Wednesday, November 25, 2009

Is package management interesting?

My desktop workstation running Solaris 10 has almost 1600 packages installed. Many of the development systems I use have something close to 1000 packages installed. My Ubuntu (8.04, to be exact) desktop install fresh off the CD has just over 1100.

Given 1600 packages, can a sysadmin manage that, or even concisely describe what is installed and what its function is? I suspect not. It's actually so bad that I suspect most of us don't even bother.

Tools don't really help here. If anything, by giving the illusion of ease of use, they encourage the growth in the number of packages, making the underlying problem worse.

Really, though, is managing packages interesting? I submit that it's not, and that looking at the problem as one of managing packages is completely the wrong question.

Instead, we should be managing applications at a higher level of abstraction. Rather than managing the 250 packages that comprise Gnome, we need to collapse that into a single item, which we can then open up into manageable chunks. A package may be the right level of granularity for a packaging system, but it's the wrong level of granularity for an administrator.

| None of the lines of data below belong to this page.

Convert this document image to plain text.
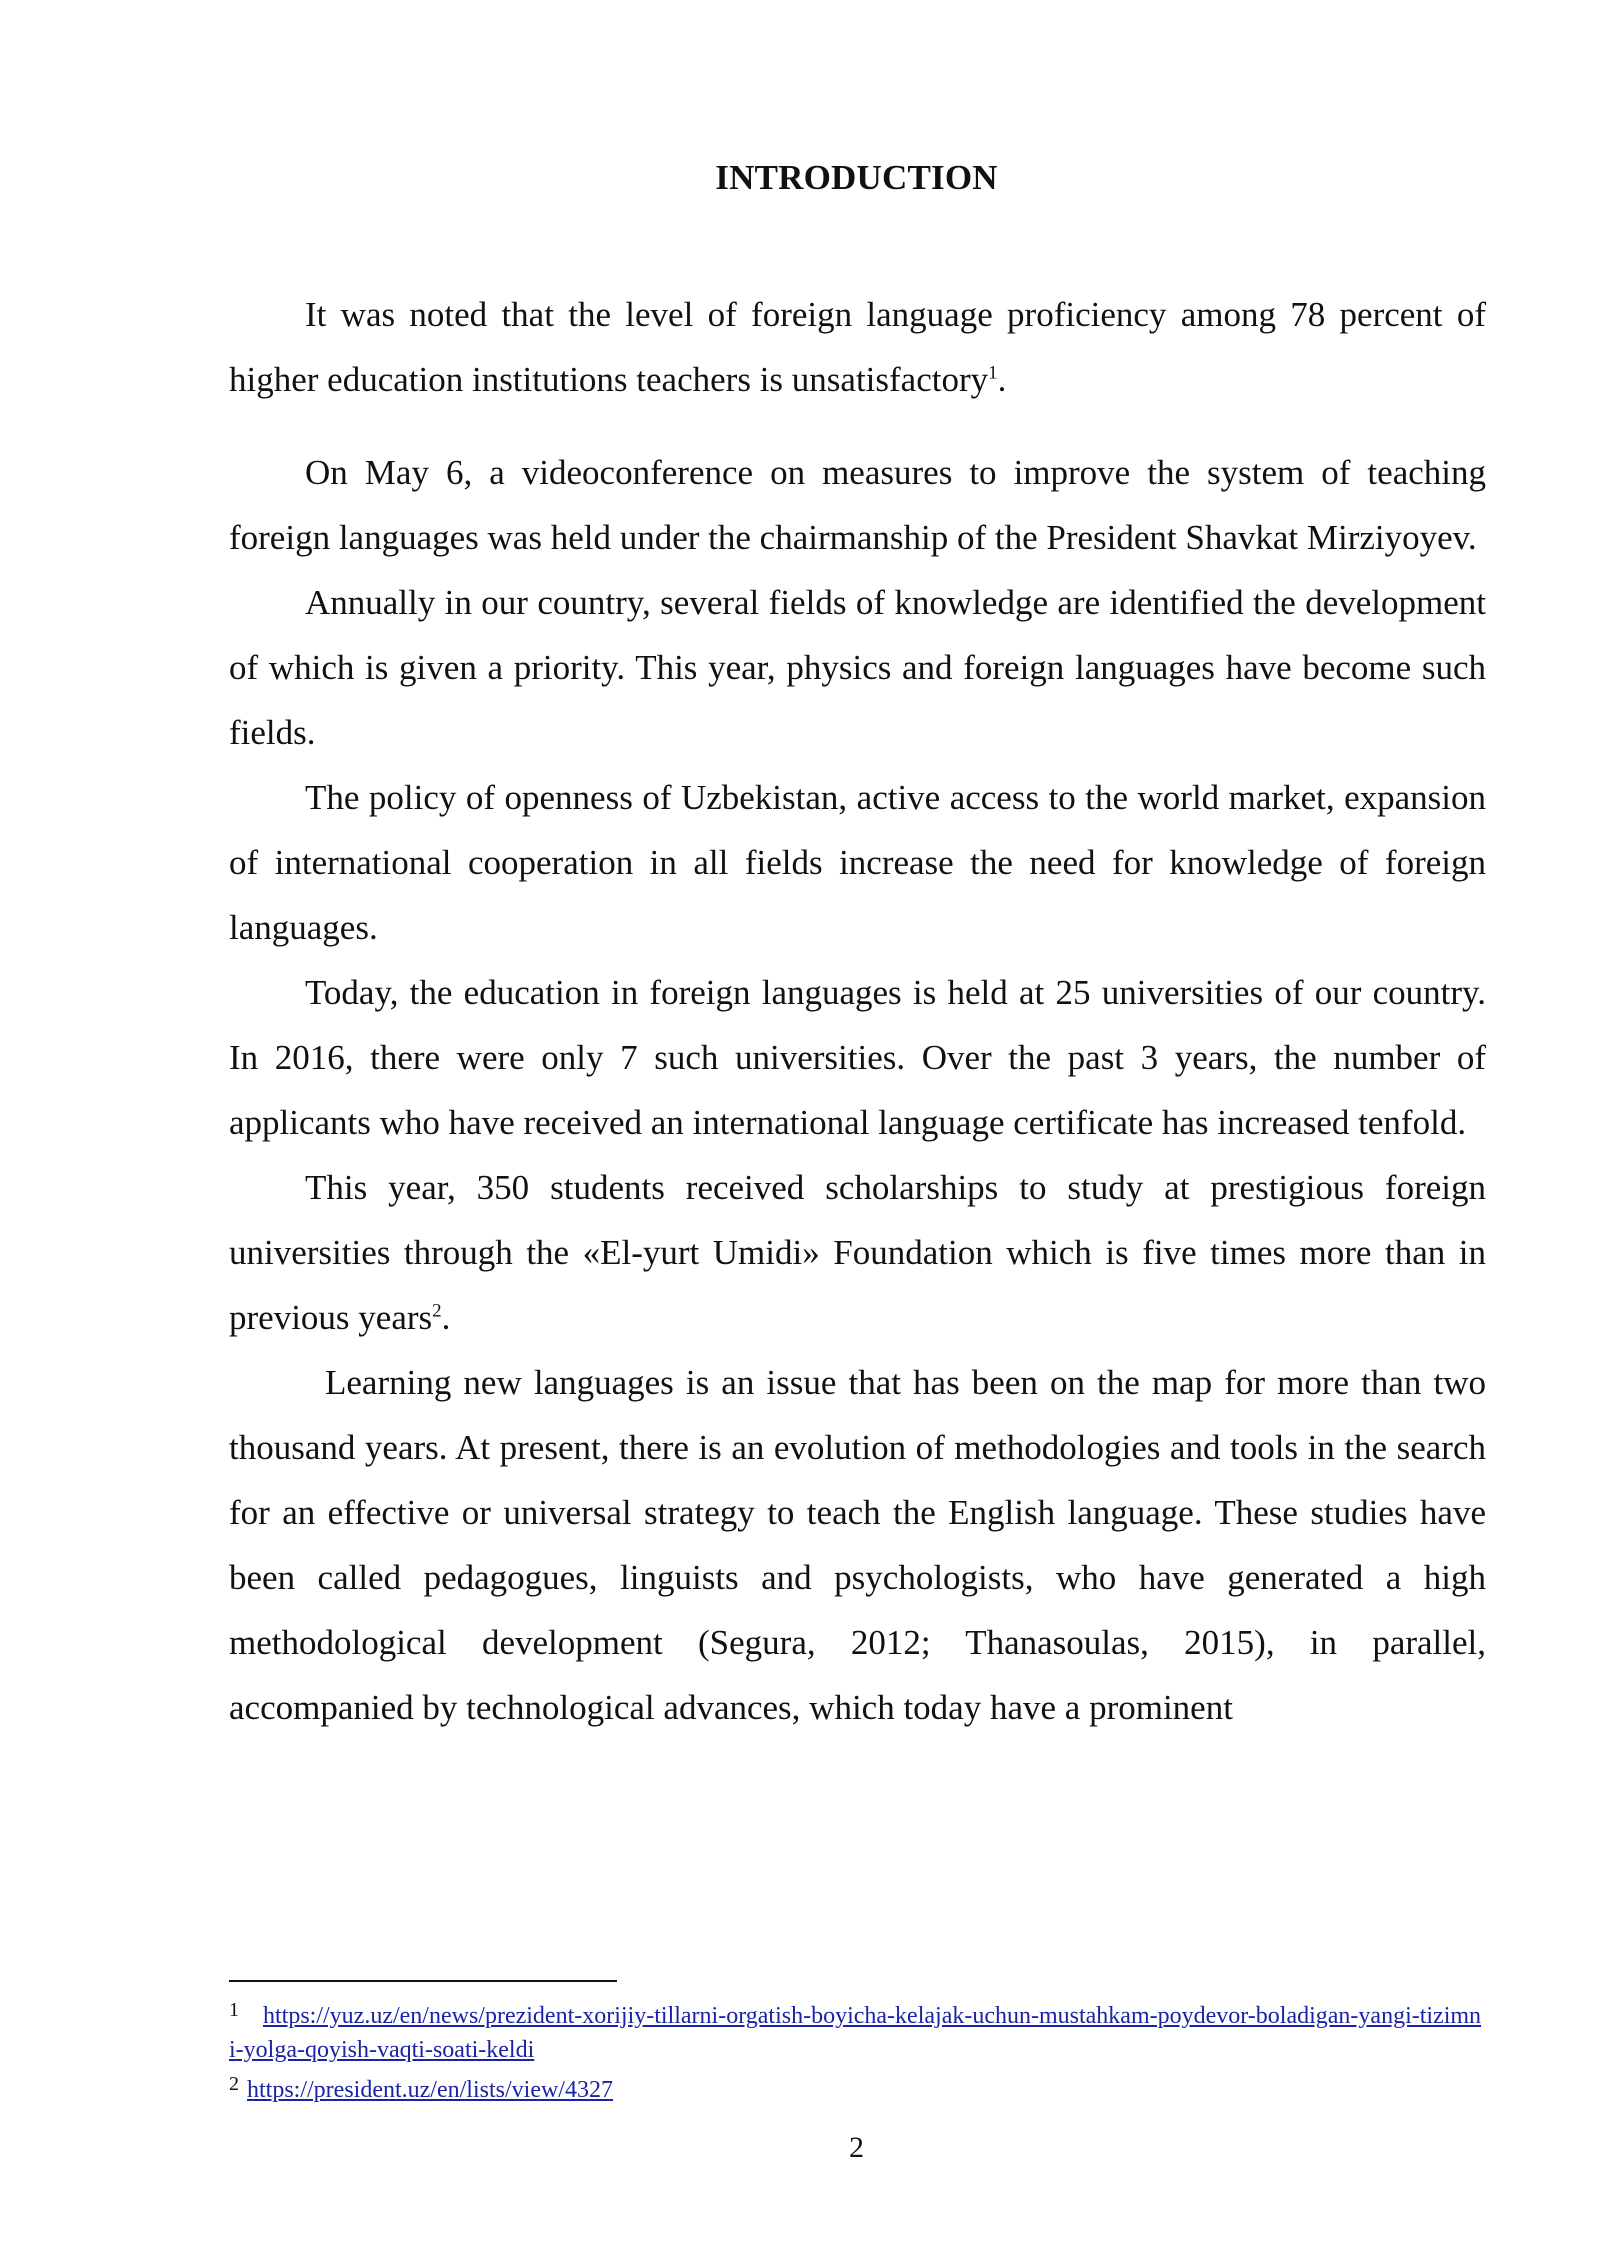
INTRODUCTION

It was noted that the level of foreign language proficiency among 78 percent of higher education institutions teachers is unsatisfactory$^1$.

On May 6, a videoconference on measures to improve the system of teaching foreign languages was held under the chairmanship of the President Shavkat Mirziyoyev.

Annually in our country, several fields of knowledge are identified the development of which is given a priority. This year, physics and foreign languages have become such fields.

The policy of openness of Uzbekistan, active access to the world market, expansion of international cooperation in all fields increase the need for knowledge of foreign languages.

Today, the education in foreign languages is held at 25 universities of our country. In 2016, there were only 7 such universities. Over the past 3 years, the number of applicants who have received an international language certificate has increased tenfold.

This year, 350 students received scholarships to study at prestigious foreign universities through the «El-yurt Umidi» Foundation which is five times more than in previous years$^2$.

Learning new languages is an issue that has been on the map for more than two thousand years. At present, there is an evolution of methodologies and tools in the search for an effective or universal strategy to teach the English language. These studies have been called pedagogues, linguists and psychologists, who have generated a high methodological development (Segura, 2012; Thanasoulas, 2015), in parallel, accompanied by technological advances, which today have a prominent

1 https://yuz.uz/en/news/prezident-xorijiy-tillarni-orgatish-boyicha-kelajak-uchun-mustahkam-poydevor-boladigan-yangi-tizimni-yolga-qoyish-vaqti-soati-keldi

2 https://president.uz/en/lists/view/4327

2
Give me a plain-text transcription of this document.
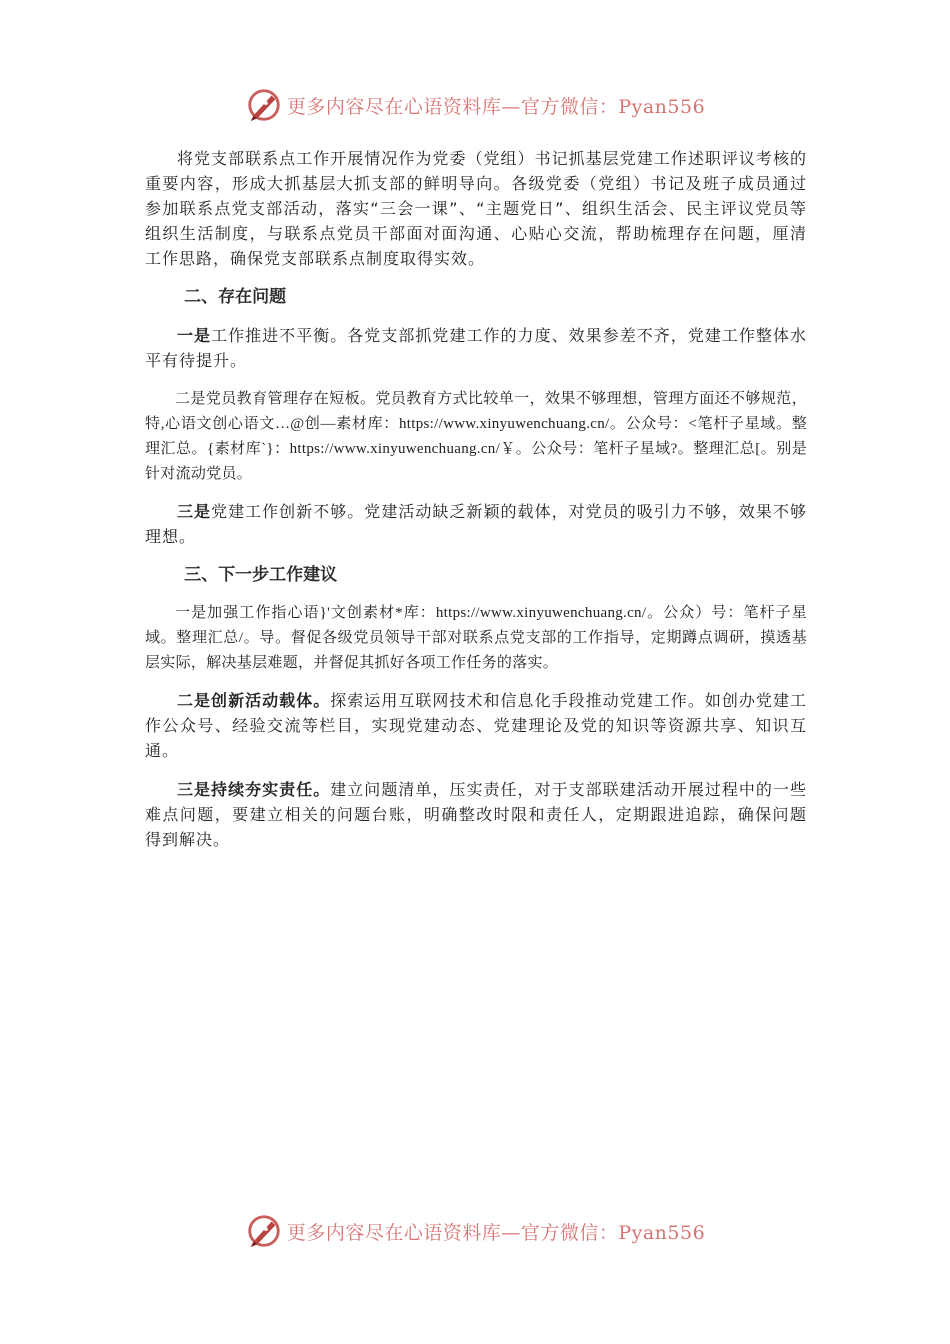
更多内容尽在心语资料库—官方微信：Pyan556

将党支部联系点工作开展情况作为党委（党组）书记抓基层党建工作述职评议考核的重要内容，形成大抓基层大抓支部的鲜明导向。各级党委（党组）书记及班子成员通过参加联系点党支部活动，落实“三会一课”、“主题党日”、组织生活会、民主评议党员等组织生活制度，与联系点党员干部面对面沟通、心贴心交流，帮助梳理存在问题，厘清工作思路，确保党支部联系点制度取得实效。

二、存在问题

一是工作推进不平衡。各党支部抓党建工作的力度、效果参差不齐，党建工作整体水平有待提升。

二是党员教育管理存在短板。党员教育方式比较单一，效果不够理想，管理方面还不够规范，特,心语文创心语文…@创—素材库：https://www.xinyuwenchuang.cn/。公众号：<笔杆子星域。整理汇总。{素材库`}：https://www.xinyuwenchuang.cn/￥。公众号：笔杆子星域?。整理汇总[。别是针对流动党员。

三是党建工作创新不够。党建活动缺乏新颖的载体，对党员的吸引力不够，效果不够理想。

三、下一步工作建议

一是加强工作指心语}'文创素材*库：https://www.xinyuwenchuang.cn/。公众）号：笔杆子星域。整理汇总/。导。督促各级党员领导干部对联系点党支部的工作指导，定期蹲点调研，摸透基层实际，解决基层难题，并督促其抓好各项工作任务的落实。

二是创新活动载体。探索运用互联网技术和信息化手段推动党建工作。如创办党建工作公众号、经验交流等栏目，实现党建动态、党建理论及党的知识等资源共享、知识互通。

三是持续夯实责任。建立问题清单，压实责任，对于支部联建活动开展过程中的一些难点问题，要建立相关的问题台账，明确整改时限和责任人，定期跟进追踪，确保问题得到解决。

更多内容尽在心语资料库—官方微信：Pyan556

We should be thinking of applications and function, not the detail of how packages deliver that functionality. I want to be able to go to a system and ask "What do you do?" and have it come back and say "I'm a web proxy server and mail relay"; I don't want to sift through 500 packages and try to work out which of them are relevant. If I want to set up a wiki for collaborative document editing that authenticates against my Active Directory infrastructure, then I want to phrase the requirement in those terms rather than try to work out the list of components that I need for that task.

From this, the packaging details become uninteresting. What a package contains, the packaging software, package names - are less important because that's just internal implementation detail.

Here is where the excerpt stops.